Whatever Coulter lies and hides about herself and how she really feels, the monkey reveals. If she's lawful evil, he's chaotic evil. And the two have spent their professional careers using the power of the Magisterium (the Church) to ruin the lives of children (and the adults around them). In His Dark Materials, Coulter is revealed to be the head of the General Oblation Board, a secret arm of the Church that appears to be responsible for the disappearance of children across the world. It's scary enough to watch young kids like Lyra's best friend Roger and Gyptian child Billy Costa fall victim to their kidnappers, but it's downright unnerving that their daemons seem to fall under a strange spell just before they're snatched.

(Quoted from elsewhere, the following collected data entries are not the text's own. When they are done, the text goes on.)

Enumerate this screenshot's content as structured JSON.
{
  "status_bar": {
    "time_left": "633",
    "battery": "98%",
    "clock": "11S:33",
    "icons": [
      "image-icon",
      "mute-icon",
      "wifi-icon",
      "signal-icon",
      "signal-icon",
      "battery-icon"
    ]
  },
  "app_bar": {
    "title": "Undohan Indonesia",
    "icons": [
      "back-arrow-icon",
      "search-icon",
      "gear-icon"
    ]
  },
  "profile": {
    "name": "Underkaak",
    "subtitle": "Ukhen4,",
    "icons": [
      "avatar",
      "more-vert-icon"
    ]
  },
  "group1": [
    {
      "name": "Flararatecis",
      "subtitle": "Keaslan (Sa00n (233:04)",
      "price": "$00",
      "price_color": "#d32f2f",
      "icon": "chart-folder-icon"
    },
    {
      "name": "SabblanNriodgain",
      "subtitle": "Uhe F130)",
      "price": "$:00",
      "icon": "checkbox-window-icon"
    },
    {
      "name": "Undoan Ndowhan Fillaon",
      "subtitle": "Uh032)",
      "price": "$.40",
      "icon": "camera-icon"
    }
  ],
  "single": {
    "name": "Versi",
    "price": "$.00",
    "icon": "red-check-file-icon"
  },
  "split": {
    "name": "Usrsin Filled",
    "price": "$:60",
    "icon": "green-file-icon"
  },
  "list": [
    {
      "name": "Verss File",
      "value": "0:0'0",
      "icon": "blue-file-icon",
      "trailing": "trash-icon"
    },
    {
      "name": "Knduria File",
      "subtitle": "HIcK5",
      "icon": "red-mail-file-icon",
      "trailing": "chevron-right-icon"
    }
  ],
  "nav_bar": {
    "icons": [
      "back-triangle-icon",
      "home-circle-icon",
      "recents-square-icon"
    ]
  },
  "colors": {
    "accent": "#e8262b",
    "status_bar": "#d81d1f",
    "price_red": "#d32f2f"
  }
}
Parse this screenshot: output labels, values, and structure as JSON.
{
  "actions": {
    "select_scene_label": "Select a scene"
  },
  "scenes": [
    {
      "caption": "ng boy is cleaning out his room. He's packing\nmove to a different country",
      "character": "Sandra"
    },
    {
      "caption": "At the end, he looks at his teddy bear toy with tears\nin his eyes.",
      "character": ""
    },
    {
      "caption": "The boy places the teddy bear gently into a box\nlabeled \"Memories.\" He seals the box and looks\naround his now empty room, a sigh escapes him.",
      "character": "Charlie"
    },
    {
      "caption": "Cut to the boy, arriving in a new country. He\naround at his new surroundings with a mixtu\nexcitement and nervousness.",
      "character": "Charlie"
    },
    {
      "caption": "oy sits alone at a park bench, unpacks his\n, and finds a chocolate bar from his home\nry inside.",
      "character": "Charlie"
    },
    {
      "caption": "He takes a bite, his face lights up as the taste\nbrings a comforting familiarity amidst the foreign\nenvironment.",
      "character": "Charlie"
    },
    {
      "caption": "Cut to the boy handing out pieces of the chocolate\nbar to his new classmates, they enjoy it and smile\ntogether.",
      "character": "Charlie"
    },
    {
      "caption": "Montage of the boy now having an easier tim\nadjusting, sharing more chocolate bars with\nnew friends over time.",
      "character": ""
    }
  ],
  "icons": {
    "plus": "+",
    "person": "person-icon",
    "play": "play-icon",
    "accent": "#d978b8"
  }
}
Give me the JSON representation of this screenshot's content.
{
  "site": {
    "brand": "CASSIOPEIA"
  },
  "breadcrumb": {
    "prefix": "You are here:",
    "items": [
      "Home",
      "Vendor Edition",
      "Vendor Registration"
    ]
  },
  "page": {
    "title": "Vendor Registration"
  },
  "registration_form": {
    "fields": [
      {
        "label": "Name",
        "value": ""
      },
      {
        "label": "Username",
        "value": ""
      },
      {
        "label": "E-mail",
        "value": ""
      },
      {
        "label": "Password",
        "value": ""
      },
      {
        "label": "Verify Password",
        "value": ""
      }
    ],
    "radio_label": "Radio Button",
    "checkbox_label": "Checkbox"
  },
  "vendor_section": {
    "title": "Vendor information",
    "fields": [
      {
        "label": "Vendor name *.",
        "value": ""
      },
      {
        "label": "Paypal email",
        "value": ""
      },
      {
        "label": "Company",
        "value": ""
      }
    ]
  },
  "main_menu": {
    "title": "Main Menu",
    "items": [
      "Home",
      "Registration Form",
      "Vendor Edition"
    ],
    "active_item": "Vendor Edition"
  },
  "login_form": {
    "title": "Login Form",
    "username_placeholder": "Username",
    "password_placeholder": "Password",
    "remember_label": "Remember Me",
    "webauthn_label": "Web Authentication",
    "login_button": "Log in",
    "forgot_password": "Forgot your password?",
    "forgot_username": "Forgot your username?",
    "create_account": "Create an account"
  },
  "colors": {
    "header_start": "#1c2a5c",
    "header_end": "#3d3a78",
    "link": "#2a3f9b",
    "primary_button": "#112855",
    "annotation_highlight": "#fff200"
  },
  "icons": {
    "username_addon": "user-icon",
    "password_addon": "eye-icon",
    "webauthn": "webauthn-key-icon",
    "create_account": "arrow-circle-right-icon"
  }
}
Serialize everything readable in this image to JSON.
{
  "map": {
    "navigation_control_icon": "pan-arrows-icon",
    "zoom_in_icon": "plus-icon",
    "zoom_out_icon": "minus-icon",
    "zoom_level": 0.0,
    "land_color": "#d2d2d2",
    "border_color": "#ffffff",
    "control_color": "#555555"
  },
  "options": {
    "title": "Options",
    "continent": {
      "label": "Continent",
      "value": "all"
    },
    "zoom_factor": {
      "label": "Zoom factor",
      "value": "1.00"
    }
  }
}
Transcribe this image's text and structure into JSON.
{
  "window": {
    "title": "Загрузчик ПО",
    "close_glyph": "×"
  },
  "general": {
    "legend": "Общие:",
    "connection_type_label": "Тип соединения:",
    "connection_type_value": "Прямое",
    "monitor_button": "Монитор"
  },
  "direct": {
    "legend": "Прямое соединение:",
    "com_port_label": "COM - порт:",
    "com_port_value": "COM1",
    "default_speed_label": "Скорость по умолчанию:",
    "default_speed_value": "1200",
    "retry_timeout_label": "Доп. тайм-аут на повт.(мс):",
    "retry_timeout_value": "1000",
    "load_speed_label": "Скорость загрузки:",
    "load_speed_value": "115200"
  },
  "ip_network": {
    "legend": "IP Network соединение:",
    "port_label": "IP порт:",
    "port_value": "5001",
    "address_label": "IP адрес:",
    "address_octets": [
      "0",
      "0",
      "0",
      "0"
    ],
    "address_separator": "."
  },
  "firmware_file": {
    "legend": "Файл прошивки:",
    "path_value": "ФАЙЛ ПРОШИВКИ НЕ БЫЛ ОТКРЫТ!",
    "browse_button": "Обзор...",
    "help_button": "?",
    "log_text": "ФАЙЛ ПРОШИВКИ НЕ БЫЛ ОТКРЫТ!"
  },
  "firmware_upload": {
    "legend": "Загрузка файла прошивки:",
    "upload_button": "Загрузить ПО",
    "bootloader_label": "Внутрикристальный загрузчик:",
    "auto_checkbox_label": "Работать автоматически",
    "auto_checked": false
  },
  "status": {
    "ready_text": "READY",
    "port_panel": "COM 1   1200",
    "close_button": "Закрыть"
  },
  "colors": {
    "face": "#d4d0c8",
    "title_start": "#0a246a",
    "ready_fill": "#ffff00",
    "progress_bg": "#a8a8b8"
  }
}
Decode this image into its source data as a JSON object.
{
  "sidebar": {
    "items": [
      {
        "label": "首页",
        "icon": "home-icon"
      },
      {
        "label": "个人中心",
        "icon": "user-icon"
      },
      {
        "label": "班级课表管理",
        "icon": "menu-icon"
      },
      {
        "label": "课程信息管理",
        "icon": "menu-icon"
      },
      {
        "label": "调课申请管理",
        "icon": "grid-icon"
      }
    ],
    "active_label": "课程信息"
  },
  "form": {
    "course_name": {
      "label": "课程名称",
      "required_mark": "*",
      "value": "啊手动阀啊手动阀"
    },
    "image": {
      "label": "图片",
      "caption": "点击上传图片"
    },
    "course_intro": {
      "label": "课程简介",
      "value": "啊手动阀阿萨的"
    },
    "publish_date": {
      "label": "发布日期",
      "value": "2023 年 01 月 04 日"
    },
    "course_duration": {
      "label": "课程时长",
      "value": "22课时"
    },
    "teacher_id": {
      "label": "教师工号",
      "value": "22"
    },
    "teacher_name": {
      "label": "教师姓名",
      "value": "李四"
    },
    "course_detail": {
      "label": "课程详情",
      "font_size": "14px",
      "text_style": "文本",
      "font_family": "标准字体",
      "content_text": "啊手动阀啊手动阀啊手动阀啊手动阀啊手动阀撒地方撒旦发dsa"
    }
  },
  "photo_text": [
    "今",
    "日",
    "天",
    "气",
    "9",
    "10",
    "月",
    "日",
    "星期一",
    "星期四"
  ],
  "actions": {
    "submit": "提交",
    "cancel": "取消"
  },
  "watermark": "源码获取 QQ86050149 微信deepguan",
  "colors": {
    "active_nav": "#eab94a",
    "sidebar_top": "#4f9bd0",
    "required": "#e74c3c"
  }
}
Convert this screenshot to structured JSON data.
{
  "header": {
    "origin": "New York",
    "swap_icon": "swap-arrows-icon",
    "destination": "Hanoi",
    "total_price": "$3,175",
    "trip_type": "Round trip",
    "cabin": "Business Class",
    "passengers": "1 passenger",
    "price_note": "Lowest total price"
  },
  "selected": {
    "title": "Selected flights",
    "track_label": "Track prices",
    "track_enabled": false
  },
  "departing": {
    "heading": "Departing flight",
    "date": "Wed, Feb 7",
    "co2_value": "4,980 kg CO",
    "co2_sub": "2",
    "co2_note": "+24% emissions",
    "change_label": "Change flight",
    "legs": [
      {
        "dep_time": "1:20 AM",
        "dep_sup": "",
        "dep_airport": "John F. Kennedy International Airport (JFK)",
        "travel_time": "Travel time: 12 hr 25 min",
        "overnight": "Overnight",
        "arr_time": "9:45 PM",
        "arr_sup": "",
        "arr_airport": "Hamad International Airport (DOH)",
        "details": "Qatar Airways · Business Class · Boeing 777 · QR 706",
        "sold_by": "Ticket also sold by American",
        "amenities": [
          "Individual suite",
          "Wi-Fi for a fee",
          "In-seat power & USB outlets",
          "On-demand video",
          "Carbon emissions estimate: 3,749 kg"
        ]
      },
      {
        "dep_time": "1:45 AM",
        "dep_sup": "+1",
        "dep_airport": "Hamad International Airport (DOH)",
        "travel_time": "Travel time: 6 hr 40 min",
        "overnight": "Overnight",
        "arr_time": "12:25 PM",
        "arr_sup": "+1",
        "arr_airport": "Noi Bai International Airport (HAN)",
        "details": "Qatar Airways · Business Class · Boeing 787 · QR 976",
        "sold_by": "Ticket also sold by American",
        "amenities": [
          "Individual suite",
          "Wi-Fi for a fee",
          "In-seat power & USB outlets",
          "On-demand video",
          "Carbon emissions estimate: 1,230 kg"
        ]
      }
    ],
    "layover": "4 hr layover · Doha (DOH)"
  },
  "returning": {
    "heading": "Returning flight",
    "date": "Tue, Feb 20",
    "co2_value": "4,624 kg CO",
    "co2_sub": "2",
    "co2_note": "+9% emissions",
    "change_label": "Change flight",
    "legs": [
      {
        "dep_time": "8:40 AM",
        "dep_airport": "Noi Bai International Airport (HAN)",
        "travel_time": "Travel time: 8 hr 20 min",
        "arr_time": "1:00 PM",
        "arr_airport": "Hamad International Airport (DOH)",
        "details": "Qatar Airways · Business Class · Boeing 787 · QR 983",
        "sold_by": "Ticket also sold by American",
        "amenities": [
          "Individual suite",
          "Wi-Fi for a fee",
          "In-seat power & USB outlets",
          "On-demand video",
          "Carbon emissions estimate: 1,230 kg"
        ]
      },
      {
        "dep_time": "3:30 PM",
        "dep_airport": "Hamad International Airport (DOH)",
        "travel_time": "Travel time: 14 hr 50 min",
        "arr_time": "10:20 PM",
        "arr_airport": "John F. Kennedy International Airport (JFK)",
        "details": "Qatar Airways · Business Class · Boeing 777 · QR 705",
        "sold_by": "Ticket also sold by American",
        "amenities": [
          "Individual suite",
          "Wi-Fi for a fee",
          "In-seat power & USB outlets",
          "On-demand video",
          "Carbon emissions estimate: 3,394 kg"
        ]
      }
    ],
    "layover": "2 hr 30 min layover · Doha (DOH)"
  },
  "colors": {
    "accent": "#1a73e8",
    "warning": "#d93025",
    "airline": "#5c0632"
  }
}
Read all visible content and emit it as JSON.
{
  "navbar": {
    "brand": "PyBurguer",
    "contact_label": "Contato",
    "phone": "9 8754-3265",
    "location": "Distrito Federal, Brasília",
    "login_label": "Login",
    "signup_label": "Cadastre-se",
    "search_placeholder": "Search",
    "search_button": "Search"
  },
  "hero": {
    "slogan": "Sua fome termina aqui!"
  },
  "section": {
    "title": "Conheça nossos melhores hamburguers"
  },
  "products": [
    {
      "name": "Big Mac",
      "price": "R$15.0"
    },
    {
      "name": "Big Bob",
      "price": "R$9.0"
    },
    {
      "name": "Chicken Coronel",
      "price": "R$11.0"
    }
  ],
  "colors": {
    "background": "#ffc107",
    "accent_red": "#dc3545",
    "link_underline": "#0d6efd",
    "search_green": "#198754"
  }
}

Without spoiling too much, the evils of Coulter, the monkey and their General Oblation Board pale in comparison to their first foray into wickedness against young people on behalf of the Church. In La Belle Sauvage, the excellent prequel novel to the His Dark Materials trilogy, Coulter is revealed to have formed the League of St. Alexander, a society for school children across the continent that encourages them to report parents, teachers, and fellow students who aren't fanatical in their love of the Church. With her backing, the students' complaints lead to an era of terror that sees their basest instincts rewarded by the Church, and the adults they don't like disappeared in the night.
Through it all, the golden monkey is the friendly face of Coulter's fascism. Unlike other evil characters whose daemons take the form of something more fearsome, the golden monkey gives Coulter the benefit of the doubt. Children respond to him with almost as much glee as she and Ozymandias take in torturing them. And while they're not the only fascists in this world, the two can do something that no one else — evil or otherwise — can. Unlike Lyra (Dafne Keen) and Pantalaimon, and every human and daemon in this world we've seen so far, Coulter and Ozymandias are capable of enduring the pain — actual, physical pain — of being very far apart from one another. When Lyra comments that it must be agonizing to be so far away from her daemon, Coulter denies that the two were ever separated — but Lyra knows what she saw. And in her universe, it's quite perverse.
At this point in the series, we're supposed to think one of two things: Either that Coulter and the golden monkey are gritting their teeth through the soul-searing agony of being apart from one another, or that Coulter has discovered a way to stretch the metaphysical tether between herself and the physical manifestation of her soul. Whatever the case may be, the shock rocks Lyra to her core, and it's that disturbance that will be part of what ultimately leads her to escape from Coulter's apartment.
Though the episode ends with Lyra's escape, in the final moment, she's snatched by what appears to be the General Oblation Board. Expect that her and Pantalaimon's days being tormented by the series' most enigmatic and seemingly sadistic daemon are far from over.